Petit sortilege sans pretention

Petit sortilege sans pretention

Juste assez de magie ---------audio------

 

Une toute petite fille, assise sur la mousse du sol, comme une literie, douce et odorante, s'éveille pour la première fois ; une toute petite fille à la chevelure presque liquide, tant elle brille. Elle est veillée par un chat.

Il se lèche la peau, sa toilette est rapide. C'est un chat étrange dont l'épiderme est semblable à la peau d'un Homme.

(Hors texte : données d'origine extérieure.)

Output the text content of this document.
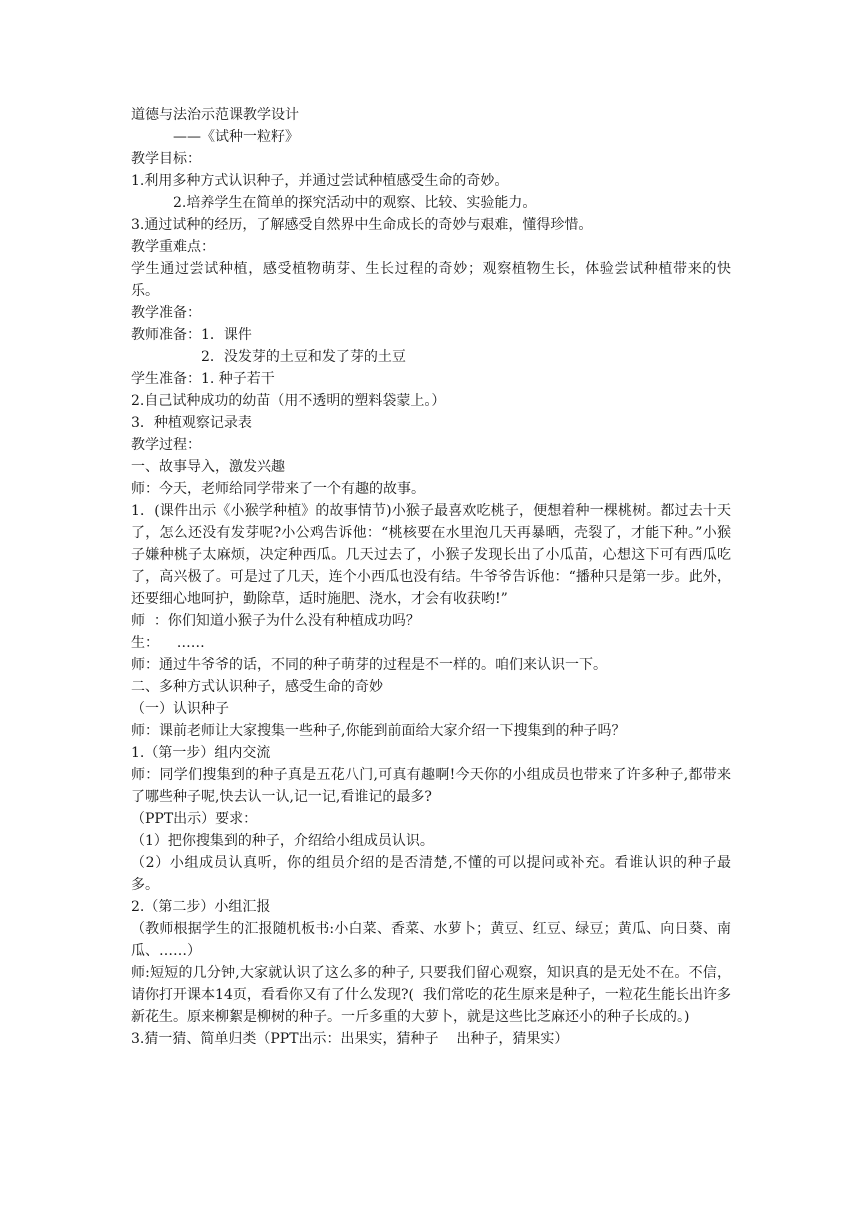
道德与法治示范课教学设计

——《试种一粒籽》

教学目标：

1.利用多种方式认识种子，并通过尝试种植感受生命的奇妙。

2.培养学生在简单的探究活动中的观察、比较、实验能力。

3.通过试种的经历，了解感受自然界中生命成长的奇妙与艰难，懂得珍惜。

教学重难点：

学生通过尝试种植，感受植物萌芽、生长过程的奇妙；观察植物生长，体验尝试种植带来的快乐。

教学准备：

教师准备：1．课件

2．没发芽的土豆和发了芽的土豆

学生准备：1. 种子若干

2.自己试种成功的幼苗（用不透明的塑料袋蒙上。）

3．种植观察记录表

教学过程：

一、故事导入，激发兴趣

师：今天，老师给同学带来了一个有趣的故事。

1．(课件出示《小猴学种植》的故事情节)小猴子最喜欢吃桃子，便想着种一棵桃树。都过去十天了，怎么还没有发芽呢?小公鸡告诉他：“桃核要在水里泡几天再暴晒，壳裂了，才能下种。”小猴子嫌种桃子太麻烦，决定种西瓜。几天过去了，小猴子发现长出了小瓜苗，心想这下可有西瓜吃了，高兴极了。可是过了几天，连个小西瓜也没有结。牛爷爷告诉他：“播种只是第一步。此外，还要细心地呵护，勤除草，适时施肥、浇水，才会有收获哟!”

师  ：你们知道小猴子为什么没有种植成功吗？

生：    ……

师：通过牛爷爷的话，不同的种子萌芽的过程是不一样的。咱们来认识一下。

二、多种方式认识种子，感受生命的奇妙

（一）认识种子

师：课前老师让大家搜集一些种子,你能到前面给大家介绍一下搜集到的种子吗？

1.（第一步）组内交流

师：同学们搜集到的种子真是五花八门,可真有趣啊!今天你的小组成员也带来了许多种子,都带来了哪些种子呢,快去认一认,记一记,看谁记的最多?

（PPT出示）要求：

（1）把你搜集到的种子，介绍给小组成员认识。

（2）小组成员认真听，你的组员介绍的是否清楚,不懂的可以提问或补充。看谁认识的种子最多。

2.（第二步）小组汇报

（教师根据学生的汇报随机板书:小白菜、香菜、水萝卜；黄豆、红豆、绿豆；黄瓜、向日葵、南瓜、……）

师:短短的几分钟,大家就认识了这么多的种子, 只要我们留心观察，知识真的是无处不在。不信，请你打开课本14页，看看你又有了什么发现?(  我们常吃的花生原来是种子，一粒花生能长出许多新花生。原来柳絮是柳树的种子。一斤多重的大萝卜，就是这些比芝麻还小的种子长成的。)

3.猜一猜、简单归类（PPT出示：出果实，猜种子    出种子，猜果实）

Oscillant de la pointe, à droite, à gauche, sa queue se balance, quand le chat se dandine s'approchant de l'enfant.

 

L'ondine jolie, ses grands yeux candides, ouverts depuis peu, le regarde s'avancer.

Elle n'a pas de question, ni d'attente, pour le moment sa tête est vide.

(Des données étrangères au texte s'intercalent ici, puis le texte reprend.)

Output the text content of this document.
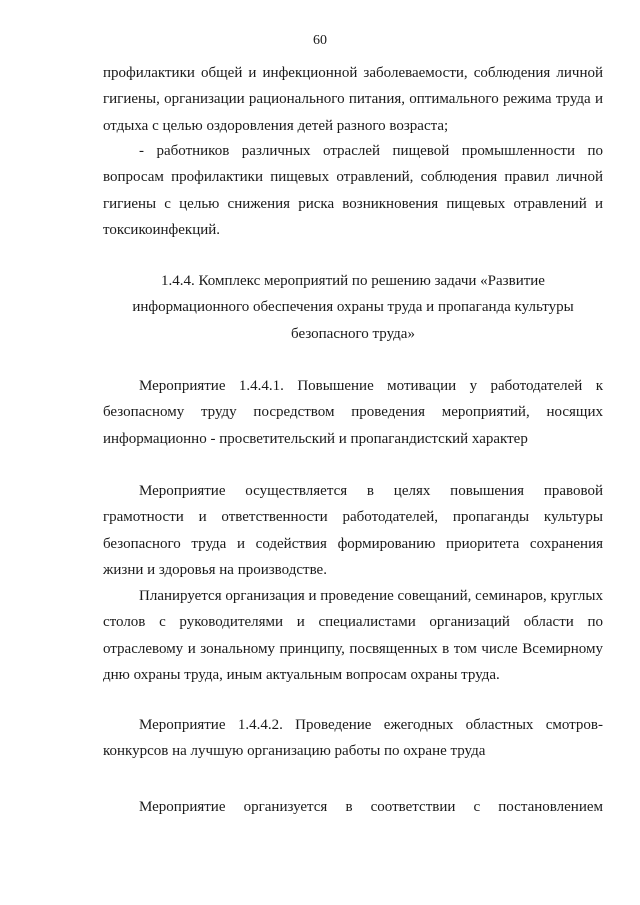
60

профилактики общей и инфекционной заболеваемости, соблюдения личной гигиены, организации рационального питания, оптимального режима труда и отдыха с целью оздоровления детей разного возраста;

- работников различных отраслей пищевой промышленности по вопросам профилактики пищевых отравлений, соблюдения правил личной гигиены с целью снижения риска возникновения пищевых отравлений и токсикоинфекций.

1.4.4. Комплекс мероприятий по решению задачи «Развитие информационного обеспечения охраны труда и пропаганда культуры безопасного труда»

Мероприятие 1.4.4.1. Повышение мотивации у работодателей к безопасному труду посредством проведения мероприятий, носящих информационно - просветительский и пропагандистский характер

Мероприятие осуществляется в целях повышения правовой грамотности и ответственности работодателей, пропаганды культуры безопасного труда и содействия формированию приоритета сохранения жизни и здоровья на производстве.

Планируется организация и проведение совещаний, семинаров, круглых столов с руководителями и специалистами организаций области по отраслевому и зональному принципу, посвященных в том числе Всемирному дню охраны труда, иным актуальным вопросам охраны труда.

Мероприятие 1.4.4.2. Проведение ежегодных областных смотров-конкурсов на лучшую организацию работы по охране труда

Мероприятие организуется в соответствии с постановлением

C'est le travail du chat, il vient chuchoter destin et désirs à ce corps pour que l'enfant s'incarne et réellement, commence à vivre.
Il en est des ondines comme des bébés des hommes : les chats se penchent sur les berceaux, se lovent dans la chaleur et ronronnent des secrets. Il s'agit de secrets si terribles qu'il est préférable, sans doute, d'empêcher les chats d'agir. Des nourrissons parfois ne peuvent le supporter et repartent dans les limbes.
Ceux qui écoutent, s'ouvrent des portes sensibles de poésies, de sorcelleries, d'enfers ou de paradis ; tous les chats ne se ressemblent pas.

 

L'ondine n'a rien à craindre : les enfants de l'eau naissent plus résistants. Ils ont l'âge de supporter le rituel.

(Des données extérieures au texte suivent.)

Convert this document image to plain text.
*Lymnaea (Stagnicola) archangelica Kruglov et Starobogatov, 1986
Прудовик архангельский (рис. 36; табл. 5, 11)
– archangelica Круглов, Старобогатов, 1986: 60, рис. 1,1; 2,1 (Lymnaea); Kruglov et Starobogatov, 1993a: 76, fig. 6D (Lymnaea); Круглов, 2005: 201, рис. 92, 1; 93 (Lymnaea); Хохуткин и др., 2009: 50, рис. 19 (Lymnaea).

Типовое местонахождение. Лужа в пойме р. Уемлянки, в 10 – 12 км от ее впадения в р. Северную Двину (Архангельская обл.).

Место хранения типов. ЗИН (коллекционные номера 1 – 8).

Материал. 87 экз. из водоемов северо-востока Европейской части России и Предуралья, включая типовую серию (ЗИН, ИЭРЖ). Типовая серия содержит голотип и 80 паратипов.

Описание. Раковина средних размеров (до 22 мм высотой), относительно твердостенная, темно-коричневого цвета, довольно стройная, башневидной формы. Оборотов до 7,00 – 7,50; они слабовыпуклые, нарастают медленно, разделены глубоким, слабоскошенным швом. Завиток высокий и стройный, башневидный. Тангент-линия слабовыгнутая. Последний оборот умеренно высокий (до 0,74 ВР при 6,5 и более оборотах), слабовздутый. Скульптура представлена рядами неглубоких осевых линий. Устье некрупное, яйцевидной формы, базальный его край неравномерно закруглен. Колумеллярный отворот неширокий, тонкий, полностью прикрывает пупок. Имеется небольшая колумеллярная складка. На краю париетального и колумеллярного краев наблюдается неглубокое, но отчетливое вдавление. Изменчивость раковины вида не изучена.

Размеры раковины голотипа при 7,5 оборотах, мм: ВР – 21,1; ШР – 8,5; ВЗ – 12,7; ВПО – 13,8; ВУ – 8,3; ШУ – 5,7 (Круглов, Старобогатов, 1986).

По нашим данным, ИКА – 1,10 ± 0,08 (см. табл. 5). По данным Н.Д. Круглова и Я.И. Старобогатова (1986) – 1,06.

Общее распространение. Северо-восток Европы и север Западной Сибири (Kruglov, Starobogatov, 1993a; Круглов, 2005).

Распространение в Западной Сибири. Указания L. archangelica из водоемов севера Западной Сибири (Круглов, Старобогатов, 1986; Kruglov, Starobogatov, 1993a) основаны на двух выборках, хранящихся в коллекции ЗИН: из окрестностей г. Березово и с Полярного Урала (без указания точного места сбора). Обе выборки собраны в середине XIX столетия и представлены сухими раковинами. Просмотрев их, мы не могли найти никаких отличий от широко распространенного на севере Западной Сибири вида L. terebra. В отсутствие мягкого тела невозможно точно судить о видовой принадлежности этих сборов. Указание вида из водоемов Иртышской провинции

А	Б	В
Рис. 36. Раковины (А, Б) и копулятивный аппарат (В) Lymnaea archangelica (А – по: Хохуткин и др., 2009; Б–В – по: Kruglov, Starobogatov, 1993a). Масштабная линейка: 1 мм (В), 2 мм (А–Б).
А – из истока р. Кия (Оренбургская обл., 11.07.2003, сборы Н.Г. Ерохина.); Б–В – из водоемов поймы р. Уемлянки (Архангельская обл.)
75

Le chat nu s'est lové entre les jambes potelées et ronronnent son savoir occulte.

Peu à peu brille, dans les yeux de l'enfant, la lumière de son âme.

Et comme ça, sans l'apprendre, elle comprend le chant du vent, la danse des abeilles, les prémisses du temps et le cœur des Hommes.
Le chat, son travail accompli, s'en retourne tranquille dans les bras de la mère absente, d'une dimension voisine ; les chats traversent facilement les miroirs d'Alice.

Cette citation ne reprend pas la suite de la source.